The 1990 BDO World Darts Championship (known for sponsorship reasons as the 1990 Embassy World Darts Championship) was held at the Lakeside Country Club in Frimley Green, Surrey from 5-13 January 1990. It saw then-unknown Phil Taylor win the first of sixteen world titles, beating his mentor Eric Bristow 6–1 in sets in the final, with Taylor playing in his first ever World Championship at the age of 29. Taylor beat Russell Stewart, Dennis Hickling, Ronnie Sharp and Cliff Lazarenko en route to the final. Defending champion Jocky Wilson fell at the quarter-final stage, losing to Mike Gregory.

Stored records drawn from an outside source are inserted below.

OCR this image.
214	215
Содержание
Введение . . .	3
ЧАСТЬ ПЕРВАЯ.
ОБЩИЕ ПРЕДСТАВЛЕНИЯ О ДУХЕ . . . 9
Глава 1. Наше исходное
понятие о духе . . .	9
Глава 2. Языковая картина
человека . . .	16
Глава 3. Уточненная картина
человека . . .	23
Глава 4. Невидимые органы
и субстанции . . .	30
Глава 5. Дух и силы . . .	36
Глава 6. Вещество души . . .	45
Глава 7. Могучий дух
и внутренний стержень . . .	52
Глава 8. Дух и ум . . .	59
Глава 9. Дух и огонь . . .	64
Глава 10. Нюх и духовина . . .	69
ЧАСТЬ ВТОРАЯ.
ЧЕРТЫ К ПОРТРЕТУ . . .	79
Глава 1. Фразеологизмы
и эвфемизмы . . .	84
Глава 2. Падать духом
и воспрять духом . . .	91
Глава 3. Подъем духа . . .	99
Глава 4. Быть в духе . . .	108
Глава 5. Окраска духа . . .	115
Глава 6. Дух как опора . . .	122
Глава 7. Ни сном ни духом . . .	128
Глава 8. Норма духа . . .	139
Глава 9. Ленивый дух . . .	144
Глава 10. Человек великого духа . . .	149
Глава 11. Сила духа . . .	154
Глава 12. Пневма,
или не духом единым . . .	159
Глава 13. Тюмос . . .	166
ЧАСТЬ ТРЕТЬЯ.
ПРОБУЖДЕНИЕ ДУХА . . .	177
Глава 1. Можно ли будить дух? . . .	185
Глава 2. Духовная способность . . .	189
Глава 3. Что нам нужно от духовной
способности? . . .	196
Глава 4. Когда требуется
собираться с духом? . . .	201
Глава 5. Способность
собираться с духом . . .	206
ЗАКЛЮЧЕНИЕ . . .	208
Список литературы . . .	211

The event also saw America's Paul Lim hit the first nine-dart finish at the World Championship in his second round match with Ireland's Jack McKenna, receiving £52,000 for his efforts. It was the only nine-dart finish ever thrown in the BDO World Championship.

==Seeds==
1. ENG Eric Bristow
2. ENG Bob Anderson
3. ENG John Lowe
4. ENG Mike Gregory
5. SCO Jocky Wilson
6. AUS Russell Stewart
7. ENG Peter Evison
8. WAL Brian Cairns

== Prize money==
The prize fund was £100,000.

Champion: £24,000
Runner-Up: £12,000
Semi-Finalists (2): £6,000
Quarter-Finalists (4): £3,000
Last 16 (8): £2,200
Last 32 (16): £1,400

There was also a 9 Dart Checkout prize of £52,000, along with a High Checkout prize of £1,000.